The host of theses discussions has said such statements are calumny because they do not reflect what Rep. Akin actually said, nor do they 100% deductively flow from the text of his statements, and fail to account for Rep. Akin's next statement, wherein he does address the question, nullifying the claim that he was saying he didn't address it.

Discussion

By my reading of the definition of the Catholic Encyclopedia, two factors must be in place for the sin of calumny:

  1. The person must be uttering something he knows to be untrue; there is an attempt to deceive others about a matter of fact.
  2. The intent must be to injure another person's good name.

In my judgement, neither of these factors apply in this case.

The discussion surrounds comments that are a matter of public record, indeed among the few most publicized and discussed comments that have been made this year.  Some of the discussions included verbatim transcripts and / or embedded video of the comments in question. Even if I wanted to deceive others about the contents of Rep. Akin's answer, I could quickly be debunked by a variety of means.

As for my intent, it is more about Rep. Akin's fitness for leadership in general and a Senate seat in specific than his name as a person.  I have no reason to believe that Rep. Akin is anything other than a wonderful human being, good father, etc.  I have no reason to want others to think otherwise, either.

I also suspect most people's opinions of Rep. Akin are pretty fixed at this point, and are not going to change based on my commentary.  I'm not positive it is literally impossible to commit the sin of calumny against Rep. Akin by discussing these comments with relatively informed people, but I think it's pretty darn close.  

Now, I do believe that Rep. Akin's flaws that this statement highlighted make him a poor choice as a pro-life leader, and I would like others to share this judgement.  In my view, this is a discussion more about the parameters of what is prudent to expect from our leaders than it is about the person of Todd Akin.  I understand there is a temptation to slip into a more personal discussion, but I think I avoided that in my comments.

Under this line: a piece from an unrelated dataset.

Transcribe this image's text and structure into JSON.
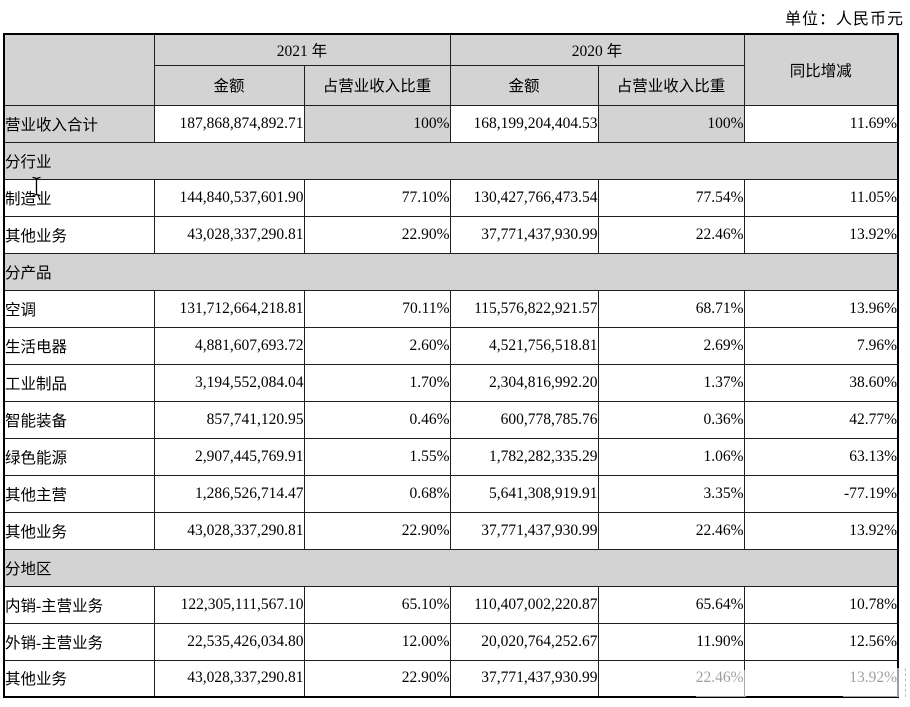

More directly, the disagreement is about what inferences we might from the comments rather than the comments themselves.  These are inferences that I sincerely hold, even if some may think they are incorrect.  In my opinion, this is what discussion at its best, both online and otherwise is all about -- we check our assumptions, remaining open to correction from others, and hopefully get closer to the truth.  This doesn't mean we always agree, but hopefully come to some clarity about the source of our disagreements.  If expressing what inferences we draw from statements is a mortal sin, then we need to shut down our blogs and comment sections.

Fine, you might say.  But the result wouldn't be that we would all have hour minds more closely aligned with the truth.  It's that we would continue to hold our inferences without checking them against those who draw different inferences.

So, I would argue with granting a little slack on some of the verbal sins when discussing widely circulated statements made by public figures.  This doesn't mean we have the right to make things up and trash their reputations, or to think of them as abstractions rather than actual human persons, but I don't think it's sinful to talk about it if we draw an inference from them that's not altogether flattering to the speaker.

The Verdict


In some of my comments, I failed to account for the second sentence of Rep. Akin's statement, in which he says the rapist should be punished rather than the child.  I would say this puts me perilously close to rash judgment, though even that is probably something less than an open an shut case, since what I imputed to Rep, Akin had more to do with his skill as a politician than his moral character.  Still, probably close enough that it's a valid subject at my next opportunity for confession.

On the other hand, I do find myself not guilty of calumny, in that I expressed things I believe to be true, did not intend to harm the reputation of Rep. Akin, and find it very unlikely that I did indeed harm his reputation.